A century after hundreds of thousands of coolie laborers were sent abroad in what the Chinese later called ruthless exploitation, Peking is exploring quietly the idea of again making money from its huge supply of cheap labor.
Contracts have been signed in recent months with French and Italian interests for use of Chinese workers in construction projects overseas. The vaguely worded agreements make no reference to the Chinese railroad and mine workers who flooded America 100 years ago but foreign businessmen say the Chinese this time are insisting on proper working conditions and limited two-year tours of duty.
Documents reported by a Hong Kong journal say that "from several hundreds to several tens of thousands" of workers are being offered by one Chinese province alone, although no workers have yet been dispatched under any of the contracts. That province, Guangdong, supplied most of the 19th century laborers whose descendents now make up the majority of Americans of Chinese ancestry.
The Chinese have not given much publicity to their negotiations to sell labor in other countries, but are known to view with envy the hard currency earned by South Korean laborers abroad.
Chinese sources here say rumors of plans to send workers abroad have drawn a popular response. On a recent wallposter here, the writer claimed to have polled candidates in a Peking city election and found a majority in favor of the idea. "At present the population China has reached almost 1 billion," the poster said. "Many young people are jobless. . .Why can't we export workers? An emigration policy also should be adopted so that all those who want to move abroad and earn a living there can do so of their own will. By these two actions, foreign currency can be earned and the burden of overpopulation eased . . ." A Hong Kong Chinese-language magazine with some ties to Peking predicted that 1 million workers would be sent abroad and would earn $2.5 billion a year in foreign exchange, but businessmen and diplomats here doubt such estimates. Some foreign companies have told the Chinese they cannot use as many laborers as they have been offered or that they are not cheap enough. When Tianjin officials offered 650 workers to Japan's Kawasaki Heavy Industry Co. to build a cement factory in Iran, the Chinese said they preferred to hire smaller groups.
The independent Hong Kong journal The Far Eastern Economic Review has reported that one Chinese company, the Guangdong Manpower Service Corp., is offering teams of about 300 workers each with cooks, a barber and an interpreter. Documents made available to the journal say prospective employers are assured the Chinese would be "dilligent and obedient to the employer's reasonable as well as abiding by the law in the place of work." Suggested salaries for unskilled and skilled workers, ages 18 to 35, vary from $300 to $450 a month.

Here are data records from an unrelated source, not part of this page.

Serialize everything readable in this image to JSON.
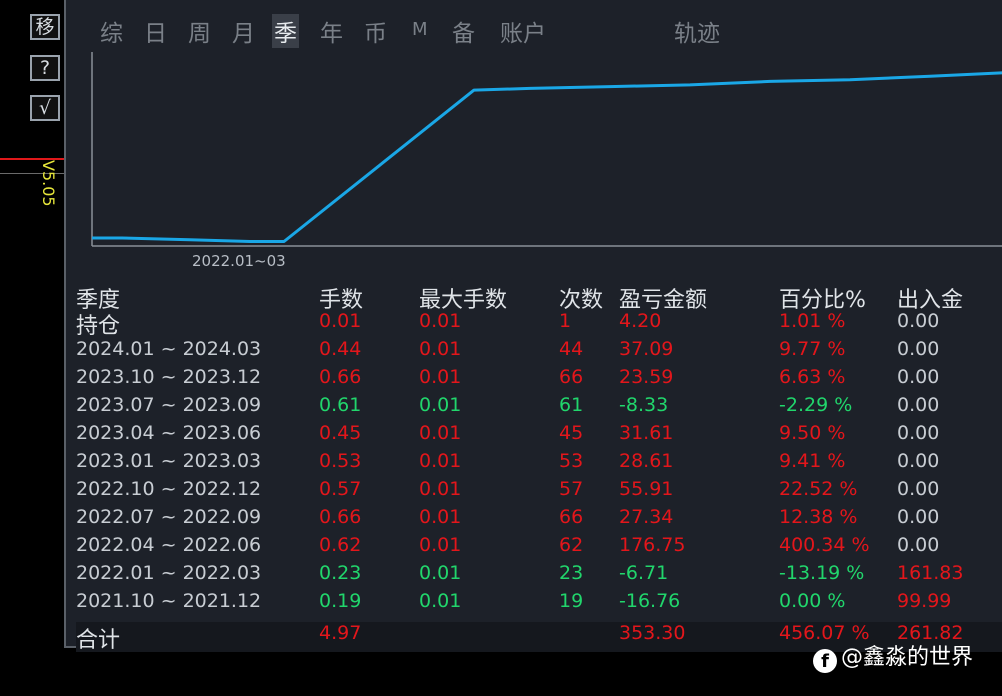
{
  "sidebar": {
    "move_label": "移",
    "help_label": "?",
    "check_label": "√",
    "version": "V5.05"
  },
  "tabs": [
    {
      "label": "综",
      "active": false
    },
    {
      "label": "日",
      "active": false
    },
    {
      "label": "周",
      "active": false
    },
    {
      "label": "月",
      "active": false
    },
    {
      "label": "季",
      "active": true
    },
    {
      "label": "年",
      "active": false
    },
    {
      "label": "币",
      "active": false
    },
    {
      "label": "M",
      "active": false
    },
    {
      "label": "备",
      "active": false
    },
    {
      "label": "账户",
      "active": false
    },
    {
      "label": "轨迹",
      "active": false
    }
  ],
  "chart_data": {
    "type": "line",
    "x_tick_label": "2022.01~03",
    "series": [
      {
        "color": "#1aa7e6",
        "points_relative": [
          0.0,
          0.0,
          -0.01,
          -0.02,
          -0.02,
          0.85,
          0.86,
          0.87,
          0.88,
          0.9,
          0.91,
          0.93,
          0.95
        ]
      }
    ]
  },
  "table": {
    "headers": [
      "季度",
      "手数",
      "最大手数",
      "次数",
      "盈亏金额",
      "百分比%",
      "出入金"
    ],
    "rows": [
      {
        "period": "持仓",
        "lots": "0.01",
        "max_lots": "0.01",
        "count": "1",
        "pnl": "4.20",
        "pct": "1.01 %",
        "flow": "0.00",
        "color": "red",
        "flow_color": "white"
      },
      {
        "period": "2024.01 ~ 2024.03",
        "lots": "0.44",
        "max_lots": "0.01",
        "count": "44",
        "pnl": "37.09",
        "pct": "9.77 %",
        "flow": "0.00",
        "color": "red",
        "flow_color": "white"
      },
      {
        "period": "2023.10 ~ 2023.12",
        "lots": "0.66",
        "max_lots": "0.01",
        "count": "66",
        "pnl": "23.59",
        "pct": "6.63 %",
        "flow": "0.00",
        "color": "red",
        "flow_color": "white"
      },
      {
        "period": "2023.07 ~ 2023.09",
        "lots": "0.61",
        "max_lots": "0.01",
        "count": "61",
        "pnl": "-8.33",
        "pct": "-2.29 %",
        "flow": "0.00",
        "color": "green",
        "flow_color": "white"
      },
      {
        "period": "2023.04 ~ 2023.06",
        "lots": "0.45",
        "max_lots": "0.01",
        "count": "45",
        "pnl": "31.61",
        "pct": "9.50 %",
        "flow": "0.00",
        "color": "red",
        "flow_color": "white"
      },
      {
        "period": "2023.01 ~ 2023.03",
        "lots": "0.53",
        "max_lots": "0.01",
        "count": "53",
        "pnl": "28.61",
        "pct": "9.41 %",
        "flow": "0.00",
        "color": "red",
        "flow_color": "white"
      },
      {
        "period": "2022.10 ~ 2022.12",
        "lots": "0.57",
        "max_lots": "0.01",
        "count": "57",
        "pnl": "55.91",
        "pct": "22.52 %",
        "flow": "0.00",
        "color": "red",
        "flow_color": "white"
      },
      {
        "period": "2022.07 ~ 2022.09",
        "lots": "0.66",
        "max_lots": "0.01",
        "count": "66",
        "pnl": "27.34",
        "pct": "12.38 %",
        "flow": "0.00",
        "color": "red",
        "flow_color": "white"
      },
      {
        "period": "2022.04 ~ 2022.06",
        "lots": "0.62",
        "max_lots": "0.01",
        "count": "62",
        "pnl": "176.75",
        "pct": "400.34 %",
        "flow": "0.00",
        "color": "red",
        "flow_color": "white"
      },
      {
        "period": "2022.01 ~ 2022.03",
        "lots": "0.23",
        "max_lots": "0.01",
        "count": "23",
        "pnl": "-6.71",
        "pct": "-13.19 %",
        "flow": "161.83",
        "color": "green",
        "flow_color": "red"
      },
      {
        "period": "2021.10 ~ 2021.12",
        "lots": "0.19",
        "max_lots": "0.01",
        "count": "19",
        "pnl": "-16.76",
        "pct": "0.00 %",
        "flow": "99.99",
        "color": "green",
        "flow_color": "red"
      }
    ],
    "total": {
      "period": "合计",
      "lots": "4.97",
      "max_lots": "",
      "count": "",
      "pnl": "353.30",
      "pct": "456.07 %",
      "flow": "261.82"
    }
  },
  "watermark": {
    "icon": "f",
    "text": "@鑫淼的世界"
  }
}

A significant development here is a study now being carried out in Taishan county, the area of Guangdong from where most ancestors of Chinese Americans came. The Chinese government, though Canton's Zhongshan University, is helping to pay for the research project with sociologists from the University of California at Los Angeles. They are examining the effect of the 19th-century workers exodus on life in China before the communist takeover. An academic study of such a ticklish social issue would have been unthinkable here a decade ago.
Henry Lam, chairman of Chronicle Lam and Sons of Hong Kong, told The Far Eastern Economic Review that one of his firms, Chronicle Consultants, has been retained by the Guangdong company to negotiate labor deals overseas. He told the Review, "our main target areas are Iran, Kuwait, Libya and the United Arab Emirates."
"Many people are already very keen to sign up," Lam said. He said the plan was to draw migrant workers from rural areas of China, and to guarantee them a permanent city job upon their return. This is an enormous incentive to Chinese peasants, who long for the steady hours and pensions guaranteed urban workers in China.
The Guangdong teams would work eight hours a day, six days a week, with only one holiday a year -- the traditional Lunar New Year, when Chinese get four or five days off. Workers on the job would receive the average wage paid Chinese construction crews in China -- only about 10 percent of the $300 to $450 being charged their foreign employers -- but they would receive another 10 percent in foreign currency to buy goods to take back home. The rest of the money would go to the Chinese company, thus supplying significant amount of the foreign exchange China needs to finance modernization of its own industrial plants.